Philanthropic endurance athlete set to compete in the world’s toughest bike race – twice

Philanthropic endurance athlete set to compete in the world’s toughest bike race - twice
Philanthropic endurance athlete set to compete in the world’s toughest bike race - twice

In a year of hardship, tragedy and loss for so many, South African amateur endurance athlete, Guy Jennings (Kommetjie), has decided to double down on The Munga mountain bike race in a quest to raise funds for the non-profit organisation #pumpforpeace. Considered the toughest mountain bike race on earth, the 2020 Munga from Bloemfontein to Cape Town will run from 2 to 7 December, and once completed, Jennings will turn around and complete the route again within a similar timeframe.

The almost-56-year-old competitor aims to raise R56 000 during this 2 200km round trip which will go towards building a ‘pump track’ – a recreational biking track – for children residing in the Langa township of Cape Town.

“I truly believe that sport can change children’s lives in areas of poverty, and give hope and a healthy, active alternative to crime and drugs,” explained Jennings. “Seeing children having fun on a bike is the most natural, wonderful thing in the world, and I aim to help give this gift to as many kids as possible in Langa.”

The track is being constructed by #pumpforpeace, a global NPO initiated by Velosolutions that constructs pump tracks in various communities as a way to encourage unity through sport. The City of Cape Town has allocated land and 50% of costs for construction of the track at Langa Sport Centre, with the international-level track able to host a Red Bull World Cup Qualifying race.

This will be Jennings’ fourth Munga, which traverses the harsh South African landscape and forces riders to endure some of the world’s most testing biking conditions. During the race, temperatures have reached 50 degrees with riders navigating heavily rutted roads, facing the infamous south-easter, and competing with very limited sleep.

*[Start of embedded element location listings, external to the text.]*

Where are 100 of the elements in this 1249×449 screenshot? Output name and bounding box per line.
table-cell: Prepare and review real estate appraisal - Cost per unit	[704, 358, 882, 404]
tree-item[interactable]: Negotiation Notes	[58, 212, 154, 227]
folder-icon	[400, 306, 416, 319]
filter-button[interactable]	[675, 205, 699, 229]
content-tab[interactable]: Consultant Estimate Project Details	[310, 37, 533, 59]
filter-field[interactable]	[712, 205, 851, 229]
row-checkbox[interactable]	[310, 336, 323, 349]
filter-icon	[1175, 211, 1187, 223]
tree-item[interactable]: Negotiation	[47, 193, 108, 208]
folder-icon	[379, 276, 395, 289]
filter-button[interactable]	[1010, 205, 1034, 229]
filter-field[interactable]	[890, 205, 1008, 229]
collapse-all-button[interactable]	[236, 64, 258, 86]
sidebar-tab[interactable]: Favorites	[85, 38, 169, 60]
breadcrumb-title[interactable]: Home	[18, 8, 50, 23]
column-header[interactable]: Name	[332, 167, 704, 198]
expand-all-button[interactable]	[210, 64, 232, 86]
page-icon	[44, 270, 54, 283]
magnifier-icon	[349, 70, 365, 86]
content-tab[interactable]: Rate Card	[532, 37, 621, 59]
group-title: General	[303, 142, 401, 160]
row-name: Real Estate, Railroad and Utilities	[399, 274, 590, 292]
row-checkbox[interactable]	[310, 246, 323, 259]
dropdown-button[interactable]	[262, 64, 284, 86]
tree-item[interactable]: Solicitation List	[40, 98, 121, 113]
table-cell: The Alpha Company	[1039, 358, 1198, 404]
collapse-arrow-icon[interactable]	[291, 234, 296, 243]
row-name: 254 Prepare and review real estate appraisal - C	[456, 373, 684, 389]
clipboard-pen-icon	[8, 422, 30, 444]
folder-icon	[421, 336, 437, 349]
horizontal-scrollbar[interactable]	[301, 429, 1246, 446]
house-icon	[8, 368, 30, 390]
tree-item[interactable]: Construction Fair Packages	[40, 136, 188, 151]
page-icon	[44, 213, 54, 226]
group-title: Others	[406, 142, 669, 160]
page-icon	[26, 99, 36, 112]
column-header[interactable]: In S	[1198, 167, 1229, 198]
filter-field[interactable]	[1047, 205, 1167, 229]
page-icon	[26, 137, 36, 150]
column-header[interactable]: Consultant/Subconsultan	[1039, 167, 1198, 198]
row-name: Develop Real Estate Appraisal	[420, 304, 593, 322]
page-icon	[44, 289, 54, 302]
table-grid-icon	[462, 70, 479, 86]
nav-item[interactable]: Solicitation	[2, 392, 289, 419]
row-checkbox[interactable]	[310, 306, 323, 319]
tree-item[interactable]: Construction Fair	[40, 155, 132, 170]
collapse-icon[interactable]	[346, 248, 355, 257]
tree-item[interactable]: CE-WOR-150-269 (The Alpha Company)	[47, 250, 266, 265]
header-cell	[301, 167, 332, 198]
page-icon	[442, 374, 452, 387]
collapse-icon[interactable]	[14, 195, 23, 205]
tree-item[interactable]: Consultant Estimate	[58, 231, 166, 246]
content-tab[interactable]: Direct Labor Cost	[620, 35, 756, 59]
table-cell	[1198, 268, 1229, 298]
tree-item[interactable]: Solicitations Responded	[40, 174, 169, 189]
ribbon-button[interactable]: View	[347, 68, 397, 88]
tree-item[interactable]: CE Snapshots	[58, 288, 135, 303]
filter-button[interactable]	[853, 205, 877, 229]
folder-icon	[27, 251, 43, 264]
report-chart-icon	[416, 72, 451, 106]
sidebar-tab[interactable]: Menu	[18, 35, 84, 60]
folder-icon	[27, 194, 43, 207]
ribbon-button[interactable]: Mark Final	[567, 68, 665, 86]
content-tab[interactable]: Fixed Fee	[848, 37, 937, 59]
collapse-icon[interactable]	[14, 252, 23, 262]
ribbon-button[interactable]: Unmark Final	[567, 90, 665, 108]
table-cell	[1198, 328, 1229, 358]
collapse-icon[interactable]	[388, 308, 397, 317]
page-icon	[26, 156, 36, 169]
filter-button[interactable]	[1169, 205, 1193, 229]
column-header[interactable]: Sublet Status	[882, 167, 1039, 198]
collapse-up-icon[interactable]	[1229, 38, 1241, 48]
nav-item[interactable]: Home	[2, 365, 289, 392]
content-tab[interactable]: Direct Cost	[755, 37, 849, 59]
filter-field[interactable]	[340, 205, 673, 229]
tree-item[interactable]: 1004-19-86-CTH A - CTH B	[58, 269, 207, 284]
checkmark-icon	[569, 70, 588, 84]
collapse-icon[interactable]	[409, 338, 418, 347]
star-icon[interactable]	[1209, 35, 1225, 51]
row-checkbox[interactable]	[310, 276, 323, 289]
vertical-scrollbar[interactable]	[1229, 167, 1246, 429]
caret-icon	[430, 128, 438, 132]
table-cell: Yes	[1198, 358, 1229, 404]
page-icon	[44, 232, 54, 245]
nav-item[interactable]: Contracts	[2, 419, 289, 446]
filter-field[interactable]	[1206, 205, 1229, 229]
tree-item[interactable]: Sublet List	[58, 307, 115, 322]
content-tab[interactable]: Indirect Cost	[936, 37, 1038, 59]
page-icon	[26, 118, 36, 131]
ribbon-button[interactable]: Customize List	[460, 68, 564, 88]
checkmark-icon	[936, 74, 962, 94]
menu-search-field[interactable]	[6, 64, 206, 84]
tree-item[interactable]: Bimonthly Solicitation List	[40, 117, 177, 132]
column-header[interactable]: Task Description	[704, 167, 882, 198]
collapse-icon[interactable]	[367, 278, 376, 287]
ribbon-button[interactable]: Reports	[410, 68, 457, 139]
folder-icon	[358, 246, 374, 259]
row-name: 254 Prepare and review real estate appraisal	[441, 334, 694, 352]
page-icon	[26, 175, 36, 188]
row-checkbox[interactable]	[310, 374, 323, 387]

However, Jennings thrives on such endurance sports, having competed in 11 Comrades Marathons, and three 7-Day Desert Runs. His love for exploring new territories has also seen him completing the 230-kilometre Jungle Ultra Marathon through the Peruvian Amazon Rainforest, as well as the world’s longest winter ultra-marathon – The Iditarod Trail Invitational in Alaska.

After an injury which prompted a double hip replacement, Jennings swopped out running for cycling and started riding competitively in 2010. Alongside his Munga cycles he has gone on to complete four Cape Epics. In 2019, Jennings was also the first South African to complete the 1 700km long Silk Road Mountain Race. His passion for endurance sport is rivalled only by his passion for fundraising, with Jennings having competed in the 56km Rhodes Trail Run in a full polar bear suit – twice – to raise funds for the local school.

“After months of lockdown, I’m really looking forward to getting out in this beautiful country and competing in the Munga for a truly worthwhile cause,” said Jennings. “It has been a trying year for many, and I hope this will, in some way, provide a measure of happiness and hope for others.”